The Federal Government of Nigeria, under President Bola Tinubu, witnessed a sharp rise in domestic debt servicing costs during the first quarter of 2025, hitting ₦2.6 trillion—a 65% increase from the previous quarter. This is according to new data released by the Debt Management Office (DMO).
Compared to the same period in 2024, the increase is even more drastic, with a 164% year-on-year surge. The DMO attributes the ballooning debt service obligations to persistent fiscal pressures caused by underperforming government revenues.

One of the key drivers of the spike was the significant growth in Nigerian Treasury Bills (NTBs), which more than doubled to ₦961 billion in Q1 2025 from ₦374 billion in Q4 2024. Consequently, NTBs now account for 36.8% of the country’s domestic debt service, up from 23.7% in the previous quarter.

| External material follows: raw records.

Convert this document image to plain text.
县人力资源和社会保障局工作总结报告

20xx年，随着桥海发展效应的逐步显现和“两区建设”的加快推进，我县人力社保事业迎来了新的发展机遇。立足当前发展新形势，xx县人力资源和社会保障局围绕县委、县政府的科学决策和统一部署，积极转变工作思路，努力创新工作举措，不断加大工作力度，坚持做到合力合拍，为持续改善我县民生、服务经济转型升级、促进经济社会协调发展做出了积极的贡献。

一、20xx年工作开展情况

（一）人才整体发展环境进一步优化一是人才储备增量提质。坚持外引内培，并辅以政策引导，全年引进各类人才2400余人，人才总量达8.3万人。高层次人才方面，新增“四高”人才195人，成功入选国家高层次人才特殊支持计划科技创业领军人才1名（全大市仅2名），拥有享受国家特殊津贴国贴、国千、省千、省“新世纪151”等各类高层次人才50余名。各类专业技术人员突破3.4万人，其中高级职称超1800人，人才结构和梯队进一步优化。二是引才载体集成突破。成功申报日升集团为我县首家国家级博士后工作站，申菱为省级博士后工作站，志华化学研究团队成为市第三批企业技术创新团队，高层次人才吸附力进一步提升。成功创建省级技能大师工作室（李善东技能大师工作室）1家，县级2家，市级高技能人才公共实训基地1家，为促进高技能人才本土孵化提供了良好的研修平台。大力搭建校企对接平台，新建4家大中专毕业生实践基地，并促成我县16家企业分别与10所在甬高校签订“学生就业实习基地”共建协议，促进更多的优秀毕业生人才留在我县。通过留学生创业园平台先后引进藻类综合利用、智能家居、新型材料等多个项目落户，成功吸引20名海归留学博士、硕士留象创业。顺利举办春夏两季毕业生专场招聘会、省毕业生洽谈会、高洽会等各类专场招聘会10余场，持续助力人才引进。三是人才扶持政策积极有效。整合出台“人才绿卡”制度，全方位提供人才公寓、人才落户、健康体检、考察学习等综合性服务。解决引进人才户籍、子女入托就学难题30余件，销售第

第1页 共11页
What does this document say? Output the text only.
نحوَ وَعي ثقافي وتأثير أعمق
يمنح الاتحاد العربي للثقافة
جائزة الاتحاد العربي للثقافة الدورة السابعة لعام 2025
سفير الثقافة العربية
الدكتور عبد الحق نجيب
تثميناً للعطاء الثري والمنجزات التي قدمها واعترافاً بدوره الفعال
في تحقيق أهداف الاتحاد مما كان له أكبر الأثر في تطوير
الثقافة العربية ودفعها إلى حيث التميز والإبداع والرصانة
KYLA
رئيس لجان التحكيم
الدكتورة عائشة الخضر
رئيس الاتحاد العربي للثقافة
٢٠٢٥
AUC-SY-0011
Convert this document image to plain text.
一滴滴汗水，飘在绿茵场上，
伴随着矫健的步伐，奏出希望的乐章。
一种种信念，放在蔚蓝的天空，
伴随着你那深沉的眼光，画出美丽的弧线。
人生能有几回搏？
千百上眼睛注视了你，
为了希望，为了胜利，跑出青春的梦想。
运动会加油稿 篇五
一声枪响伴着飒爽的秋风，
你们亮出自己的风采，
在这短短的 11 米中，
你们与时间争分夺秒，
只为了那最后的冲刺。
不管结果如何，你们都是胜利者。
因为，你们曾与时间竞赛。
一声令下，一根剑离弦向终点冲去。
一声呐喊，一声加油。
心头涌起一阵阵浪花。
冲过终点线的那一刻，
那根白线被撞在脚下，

Additionally, interest payments on Federal Government of Nigeria (FGN) bonds remained a major burden, constituting 54% of total debt servicing costs. The cost of servicing these bonds rose by 47% year-on-year, reaching over ₦1.4 trillion.
The DMO also reported interest payments of nearly ₦68 billion on foreign exchange (FX)-denominated domestic bonds during the same period.
Looking ahead, the office warned that debt servicing will continue to consume a significant portion of federal revenues, raising concerns about Nigeria’s long-term fiscal sustainability.
Although the government is banking on proposed tax reforms to boost revenue generation, the implementation of these measures is not expected to begin until 2026, delaying any immediate relief for the country’s strained finances.
The report paints a worrying picture for Nigeria’s economic outlook, with debt servicing costs rapidly outpacing revenue growth and leaving little fiscal room for development spending.